On July 9th, President Obama signed into law the Food and Drug Administration Safety and Innovation Act (S. 3187). Amazingly enough, this particular piece of legislation passed both the House and the Senate with overwhelming bipartisan majorities, a stunning thing in this day of endless bickering, dueling agendas and paralyzing quagmire in Washington.
So what is this law all about? Its purpose is to help get safe and effective medical products to needy patients more quickly, while at the same time shoring up this country’s role as a leader in biomedical innovation.

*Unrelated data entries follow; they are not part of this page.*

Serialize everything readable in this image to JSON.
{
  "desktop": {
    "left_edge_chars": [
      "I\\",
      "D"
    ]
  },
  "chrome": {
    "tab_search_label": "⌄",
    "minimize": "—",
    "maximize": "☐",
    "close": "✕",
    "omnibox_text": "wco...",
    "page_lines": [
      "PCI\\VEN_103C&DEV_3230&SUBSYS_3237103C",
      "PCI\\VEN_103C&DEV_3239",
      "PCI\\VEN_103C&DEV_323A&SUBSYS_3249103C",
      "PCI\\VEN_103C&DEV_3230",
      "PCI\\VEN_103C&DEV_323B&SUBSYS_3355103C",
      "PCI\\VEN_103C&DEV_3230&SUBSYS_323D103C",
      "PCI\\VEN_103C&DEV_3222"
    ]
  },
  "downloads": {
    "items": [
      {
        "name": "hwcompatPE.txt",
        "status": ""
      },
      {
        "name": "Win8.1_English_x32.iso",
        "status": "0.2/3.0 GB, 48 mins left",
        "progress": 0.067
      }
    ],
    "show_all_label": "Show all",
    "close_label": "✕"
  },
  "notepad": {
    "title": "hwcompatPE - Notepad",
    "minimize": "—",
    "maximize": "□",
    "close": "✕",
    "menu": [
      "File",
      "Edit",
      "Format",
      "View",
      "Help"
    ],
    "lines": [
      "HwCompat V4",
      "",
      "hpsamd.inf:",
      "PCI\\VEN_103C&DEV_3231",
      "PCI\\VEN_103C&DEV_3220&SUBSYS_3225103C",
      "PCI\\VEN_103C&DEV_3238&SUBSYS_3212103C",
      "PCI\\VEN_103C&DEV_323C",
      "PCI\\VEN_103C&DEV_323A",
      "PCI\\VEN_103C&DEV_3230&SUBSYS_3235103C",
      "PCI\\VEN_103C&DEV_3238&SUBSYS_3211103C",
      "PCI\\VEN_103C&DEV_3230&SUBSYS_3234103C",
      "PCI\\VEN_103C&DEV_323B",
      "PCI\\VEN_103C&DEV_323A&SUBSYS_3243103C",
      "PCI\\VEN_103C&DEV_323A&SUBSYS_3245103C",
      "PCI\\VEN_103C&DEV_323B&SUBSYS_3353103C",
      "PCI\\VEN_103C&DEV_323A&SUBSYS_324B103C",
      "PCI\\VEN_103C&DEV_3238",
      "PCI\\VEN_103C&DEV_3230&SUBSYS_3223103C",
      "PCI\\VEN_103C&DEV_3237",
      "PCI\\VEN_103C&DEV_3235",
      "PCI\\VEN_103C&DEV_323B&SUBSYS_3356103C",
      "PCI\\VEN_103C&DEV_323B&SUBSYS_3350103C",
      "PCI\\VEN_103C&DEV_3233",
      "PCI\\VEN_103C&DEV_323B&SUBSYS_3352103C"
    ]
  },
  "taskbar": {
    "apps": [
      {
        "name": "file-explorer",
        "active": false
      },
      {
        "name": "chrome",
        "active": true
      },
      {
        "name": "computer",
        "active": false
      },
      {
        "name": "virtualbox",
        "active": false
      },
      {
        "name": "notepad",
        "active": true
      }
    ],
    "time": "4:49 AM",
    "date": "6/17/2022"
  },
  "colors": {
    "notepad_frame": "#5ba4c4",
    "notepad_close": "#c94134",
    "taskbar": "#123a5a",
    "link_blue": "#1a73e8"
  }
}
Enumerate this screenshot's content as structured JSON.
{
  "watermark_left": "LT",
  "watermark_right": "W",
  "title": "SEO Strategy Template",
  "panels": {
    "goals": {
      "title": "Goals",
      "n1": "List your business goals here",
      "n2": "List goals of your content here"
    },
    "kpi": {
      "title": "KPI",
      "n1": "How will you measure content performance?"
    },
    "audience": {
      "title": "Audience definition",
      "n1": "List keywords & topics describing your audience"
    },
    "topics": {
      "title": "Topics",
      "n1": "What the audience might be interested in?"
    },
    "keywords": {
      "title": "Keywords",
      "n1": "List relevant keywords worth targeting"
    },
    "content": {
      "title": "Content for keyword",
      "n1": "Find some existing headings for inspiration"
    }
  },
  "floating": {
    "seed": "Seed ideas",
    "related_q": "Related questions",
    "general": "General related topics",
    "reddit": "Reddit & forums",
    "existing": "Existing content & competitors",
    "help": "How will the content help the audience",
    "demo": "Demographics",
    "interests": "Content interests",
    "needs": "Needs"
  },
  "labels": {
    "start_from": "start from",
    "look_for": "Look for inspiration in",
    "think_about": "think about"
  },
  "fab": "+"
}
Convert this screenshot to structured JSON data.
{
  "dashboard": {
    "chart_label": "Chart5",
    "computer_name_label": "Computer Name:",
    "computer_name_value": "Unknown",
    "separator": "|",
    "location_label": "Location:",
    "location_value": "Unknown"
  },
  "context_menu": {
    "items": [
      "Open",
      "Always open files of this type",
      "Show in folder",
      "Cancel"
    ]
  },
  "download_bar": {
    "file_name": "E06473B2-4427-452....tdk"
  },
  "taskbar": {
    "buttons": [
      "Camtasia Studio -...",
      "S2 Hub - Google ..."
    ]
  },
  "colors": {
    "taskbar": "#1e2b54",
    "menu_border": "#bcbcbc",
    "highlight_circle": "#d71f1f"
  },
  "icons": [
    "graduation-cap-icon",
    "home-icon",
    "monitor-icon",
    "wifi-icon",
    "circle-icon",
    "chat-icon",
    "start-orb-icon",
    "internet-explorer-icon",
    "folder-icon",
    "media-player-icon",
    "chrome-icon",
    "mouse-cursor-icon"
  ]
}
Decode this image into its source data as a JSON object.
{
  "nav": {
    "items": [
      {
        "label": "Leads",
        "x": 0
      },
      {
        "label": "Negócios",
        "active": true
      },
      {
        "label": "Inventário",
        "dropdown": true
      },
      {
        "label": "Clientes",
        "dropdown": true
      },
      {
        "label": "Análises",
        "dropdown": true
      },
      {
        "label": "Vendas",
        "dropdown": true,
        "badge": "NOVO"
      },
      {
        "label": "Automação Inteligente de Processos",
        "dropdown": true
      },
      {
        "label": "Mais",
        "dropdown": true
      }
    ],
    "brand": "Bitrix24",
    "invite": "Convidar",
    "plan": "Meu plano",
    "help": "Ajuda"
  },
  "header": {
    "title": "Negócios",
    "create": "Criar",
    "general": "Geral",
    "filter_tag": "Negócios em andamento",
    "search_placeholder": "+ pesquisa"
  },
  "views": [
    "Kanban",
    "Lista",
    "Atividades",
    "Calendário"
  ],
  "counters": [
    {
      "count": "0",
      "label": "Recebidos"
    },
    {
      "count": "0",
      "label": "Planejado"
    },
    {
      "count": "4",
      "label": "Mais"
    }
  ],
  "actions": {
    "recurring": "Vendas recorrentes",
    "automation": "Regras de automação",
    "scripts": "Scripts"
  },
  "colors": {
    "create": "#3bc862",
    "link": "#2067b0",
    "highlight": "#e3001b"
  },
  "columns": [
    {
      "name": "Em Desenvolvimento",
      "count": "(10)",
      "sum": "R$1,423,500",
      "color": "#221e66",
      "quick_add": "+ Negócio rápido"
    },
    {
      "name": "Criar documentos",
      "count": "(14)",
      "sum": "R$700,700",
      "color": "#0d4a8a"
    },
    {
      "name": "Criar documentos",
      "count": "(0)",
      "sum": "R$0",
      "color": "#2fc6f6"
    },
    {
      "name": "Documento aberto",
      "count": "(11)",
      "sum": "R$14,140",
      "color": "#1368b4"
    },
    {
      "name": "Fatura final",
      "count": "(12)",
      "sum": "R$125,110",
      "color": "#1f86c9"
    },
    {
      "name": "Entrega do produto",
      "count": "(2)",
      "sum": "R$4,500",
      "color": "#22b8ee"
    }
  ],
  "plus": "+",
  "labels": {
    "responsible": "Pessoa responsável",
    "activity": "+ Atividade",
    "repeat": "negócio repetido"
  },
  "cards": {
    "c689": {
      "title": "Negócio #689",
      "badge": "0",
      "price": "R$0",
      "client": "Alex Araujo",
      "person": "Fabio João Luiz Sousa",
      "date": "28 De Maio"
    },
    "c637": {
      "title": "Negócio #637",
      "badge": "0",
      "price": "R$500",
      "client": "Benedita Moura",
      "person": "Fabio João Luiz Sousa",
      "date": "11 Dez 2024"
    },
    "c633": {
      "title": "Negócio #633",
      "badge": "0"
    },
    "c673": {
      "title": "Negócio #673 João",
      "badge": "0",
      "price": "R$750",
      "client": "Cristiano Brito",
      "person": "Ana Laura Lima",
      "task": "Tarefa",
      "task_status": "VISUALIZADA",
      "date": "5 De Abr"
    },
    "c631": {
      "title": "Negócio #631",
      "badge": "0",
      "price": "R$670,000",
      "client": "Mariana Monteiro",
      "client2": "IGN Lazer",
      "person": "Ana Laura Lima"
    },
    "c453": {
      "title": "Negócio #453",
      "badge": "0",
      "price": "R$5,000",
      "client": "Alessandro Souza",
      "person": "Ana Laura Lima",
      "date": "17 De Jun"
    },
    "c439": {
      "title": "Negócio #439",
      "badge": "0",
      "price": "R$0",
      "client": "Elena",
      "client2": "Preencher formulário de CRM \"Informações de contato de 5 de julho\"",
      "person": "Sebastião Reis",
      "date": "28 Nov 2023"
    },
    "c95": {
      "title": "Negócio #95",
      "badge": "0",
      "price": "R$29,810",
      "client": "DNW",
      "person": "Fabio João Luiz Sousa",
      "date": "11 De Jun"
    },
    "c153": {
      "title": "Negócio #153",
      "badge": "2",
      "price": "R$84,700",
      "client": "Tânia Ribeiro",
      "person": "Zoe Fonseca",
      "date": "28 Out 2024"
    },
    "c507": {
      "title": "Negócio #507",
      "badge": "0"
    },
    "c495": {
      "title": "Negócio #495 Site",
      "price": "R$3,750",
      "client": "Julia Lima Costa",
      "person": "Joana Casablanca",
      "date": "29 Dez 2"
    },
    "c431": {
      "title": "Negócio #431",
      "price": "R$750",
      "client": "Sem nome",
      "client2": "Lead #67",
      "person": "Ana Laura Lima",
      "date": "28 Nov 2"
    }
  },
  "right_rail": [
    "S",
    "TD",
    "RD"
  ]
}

If all goes well, and it should in this case, the legislation will see to a more timely review and assessment of new, innovative drugs and medical devices and funds what is termed the ‘new approval pathway’ for biosimilar biologics created by the Affordable Care Act (ACA). The law will also see to the implementation of President Obama’s 2013 Budget to speed approval of lower-cost generic drugs. These are all programs vital to expanding patient access to more affordable medicines.
It took a lot of long hours and hard work by both the administration and Congress to put this law together, along with help and input from patients, doctors and the clinical sector, the medical devices and pharmaceutical industries, and many others. Everyone worked together to provide the FDA with the tools and information it needed to continue to get drugs and devices safely to market while promoting ongoing research and innovation in the biomedical arena. There is also the added benefit of promoting the jobs of those workers involved in device and drug development.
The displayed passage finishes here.